Thank you in advance.

No. Extend $\{e_i: i\in\mathbb N\}$ to a HAMEL basis $B$ such that $\|b\|\le 1$ for all $b\in B$ and define $f:B\to \mathbb R$ so that $f(e_i)=1$ but $f$ is unbounded and extend it to a linear map on the whole space. This extension isn't continuous.

We have a orthonormal sequence $(e_n)$ such that $$ x =\sum_{n=1}^\infty \langle x,e_n\rangle e_n \quad \forall x\in H $$ and the existence of $K>0$ such that $$ \|Te_n\|_H \le K \quad \forall n. $$ Moreover, $T:H\to H$ is linear, and it remains to prove continuity. As the counter-example in the other answer shows this is not possible. I will show that under an additional assumption we can get continuity.

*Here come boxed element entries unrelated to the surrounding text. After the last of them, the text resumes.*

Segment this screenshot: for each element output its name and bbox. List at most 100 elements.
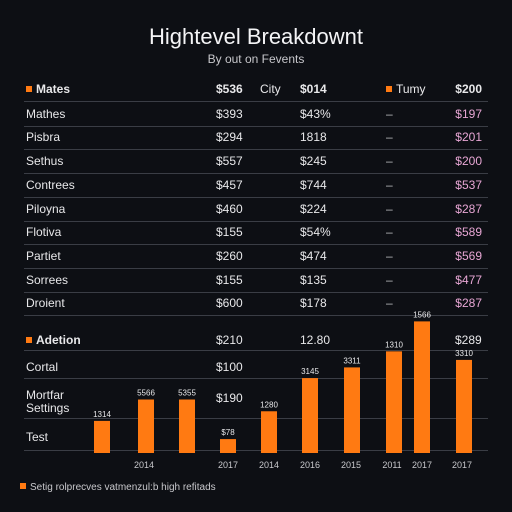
orange-square-icon [26, 337, 32, 343]
row-label: Mathes [26, 107, 66, 121]
bar-data-label: 5566 [137, 389, 155, 398]
bar [179, 399, 195, 453]
table-row: Piloyna $460 $224 – $287 [24, 197, 488, 222]
bar [220, 439, 236, 453]
table-row: Contrees $457 $744 – $537 [24, 173, 488, 198]
x-tick-label: 2017 [452, 460, 472, 470]
bar-data-label: 1280 [260, 400, 278, 409]
row-col-2: $457 [216, 178, 243, 192]
footer-note: Setig rolprecves vatmenzul:b high refita… [20, 482, 216, 493]
row-col-4: – [386, 249, 393, 263]
lower-row-label: Cortal [26, 360, 59, 374]
header-col-5: Tumy [386, 82, 426, 96]
row-label: Flotiva [26, 225, 62, 239]
row-col-4: – [386, 154, 393, 168]
row-col-2: $294 [216, 130, 243, 144]
bar-data-label: 3310 [455, 349, 473, 358]
bar-data-label: $78 [221, 428, 235, 437]
table-row: Mathes $393 $43% – $197 [24, 102, 488, 127]
header-col-3: City [260, 82, 281, 96]
table-row: Sorrees $155 $135 – $477 [24, 268, 488, 293]
orange-square-icon [26, 86, 32, 92]
row-col-3: $224 [300, 202, 327, 216]
lower-row-value: $190 [216, 391, 243, 405]
header-col-4: $014 [300, 82, 327, 96]
header-col-1: Mates [26, 82, 70, 96]
table-header: Mates $536 City $014 Tumy $200 [24, 77, 488, 102]
row-col-5: $197 [455, 107, 482, 121]
row-col-3: $43% [300, 107, 331, 121]
row-col-2: $393 [216, 107, 243, 121]
chart-subtitle: By out on Fevents [207, 52, 305, 66]
bar [344, 367, 360, 453]
row-col-2: $155 [216, 273, 243, 287]
row-col-2: $460 [216, 202, 243, 216]
orange-square-icon [386, 86, 392, 92]
row-col-3: 1818 [300, 130, 327, 144]
bar [414, 321, 430, 453]
lower-row-label: Mortfar Settings [26, 388, 70, 415]
bar [386, 351, 402, 453]
row-col-5: $287 [455, 296, 482, 310]
table-row: Flotiva $155 $54% – $589 [24, 220, 488, 245]
row-col-2: $155 [216, 225, 243, 239]
x-tick-label: 2014 [259, 460, 279, 470]
lower-header-divider [24, 350, 488, 351]
lower-row-label: Test [26, 430, 49, 444]
row-col-3: $54% [300, 225, 331, 239]
row-label: Droient [26, 296, 65, 310]
row-col-3: $178 [300, 296, 327, 310]
row-col-3: $135 [300, 273, 327, 287]
row-label: Sethus [26, 154, 64, 168]
row-col-4: – [386, 130, 393, 144]
bar-data-label: 3145 [301, 367, 319, 376]
lower-header-value-1: $210 [216, 333, 243, 347]
lower-header-value-3: $289 [455, 333, 482, 347]
x-tick-label: 2015 [341, 460, 361, 470]
row-col-4: – [386, 296, 393, 310]
lower-header-value-2: 12.80 [300, 333, 331, 347]
row-col-5: $589 [455, 225, 482, 239]
row-col-5: $201 [455, 130, 482, 144]
row-col-2: $557 [216, 154, 243, 168]
bar-data-label: 1314 [93, 410, 111, 419]
table-row: Sethus $557 $245 – $200 [24, 149, 488, 174]
row-label: Partiet [26, 249, 61, 263]
table-row: Pisbra $294 1818 – $201 [24, 125, 488, 150]
header-col-2: $536 [216, 82, 243, 96]
row-col-4: – [386, 107, 393, 121]
table-row: Partiet $260 $474 – $569 [24, 244, 488, 269]
bar-data-label: 1310 [385, 340, 403, 349]
x-tick-label: 2011 [382, 460, 401, 470]
lower-row-divider [24, 450, 488, 451]
bar [302, 378, 318, 453]
row-col-5: $200 [455, 154, 482, 168]
bar [138, 399, 154, 453]
x-tick-label: 2017 [218, 460, 238, 470]
row-label: Piloyna [26, 202, 66, 216]
row-col-3: $744 [300, 178, 327, 192]
header-col-6: $200 [455, 82, 482, 96]
lower-row-value: $100 [216, 360, 243, 374]
chart-title: Hightevel Breakdownt [148, 24, 363, 49]
lower-header-label: Adetion [26, 333, 81, 347]
lower-row-divider [24, 418, 488, 419]
x-tick-label: 2017 [412, 460, 432, 470]
row-col-3: $474 [300, 249, 327, 263]
row-col-5: $537 [455, 178, 482, 192]
row-label: Sorrees [26, 273, 69, 287]
row-col-3: $245 [300, 154, 327, 168]
bar-data-label: 3311 [343, 356, 361, 365]
row-col-4: – [386, 202, 393, 216]
orange-square-icon [20, 483, 26, 489]
bar [456, 359, 472, 453]
x-tick-label: 2014 [134, 460, 154, 470]
bar [94, 420, 110, 453]
row-label: Contrees [26, 178, 75, 192]
bar-data-label: 5355 [178, 389, 196, 398]
row-col-5: $287 [455, 202, 482, 216]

Now let us take $x$ such that $$ x = \sum_{n=1}^N \langle x,e_n\rangle e_n $$ for some (finite) $N$. By linearity $$ Tx= \sum_{n=1}^N \langle x,e_n\rangle T e_n $$ and by orthonormality for $y\in H$ $$ |\langle Tx,y\rangle| \le \sum_{n=1}^N \langle x,e_n\rangle \langle Te_n,y\rangle\le \left(\sum_{n=1}^N |\langle x,e_n\rangle|^2\right)^{1/2} \left(\sum_{n=1}^N |\langle Te_n,y\rangle|^2\right)^{1/2}\\ \le \|x\| \left(\sum_{n=1}^N |\langle Te_n,y\rangle|^2\right)^{1/2}. $$ This shows by using this identity twice $$ \|Tx\|^2 \le \|x\| \left(\sum_{n=1}^N |\langle Te_n,Tx\rangle|^2 \right)^{1/2}\\ \le \|x\|^2 \left(\sum_{n,m=1}^N |\langle Te_n,Te_m\rangle|^2 \right)^{1/2}. $$ Now if in addition to the original assumptions we would have $$ \sum_{n,m=1}^\infty |\langle Te_n,Te_m\rangle|^2<\infty $$ then this proves that $T$ is bounded on the dense subspace $span(e_n,n\in \mathbb N)$. Hence it can be uniquely extended to a continuous operator on the whole space.

My assumption above yields to a so-called Hilbert-Schmidt operator. The assumption is much too strong, as the example $T=I$ shows.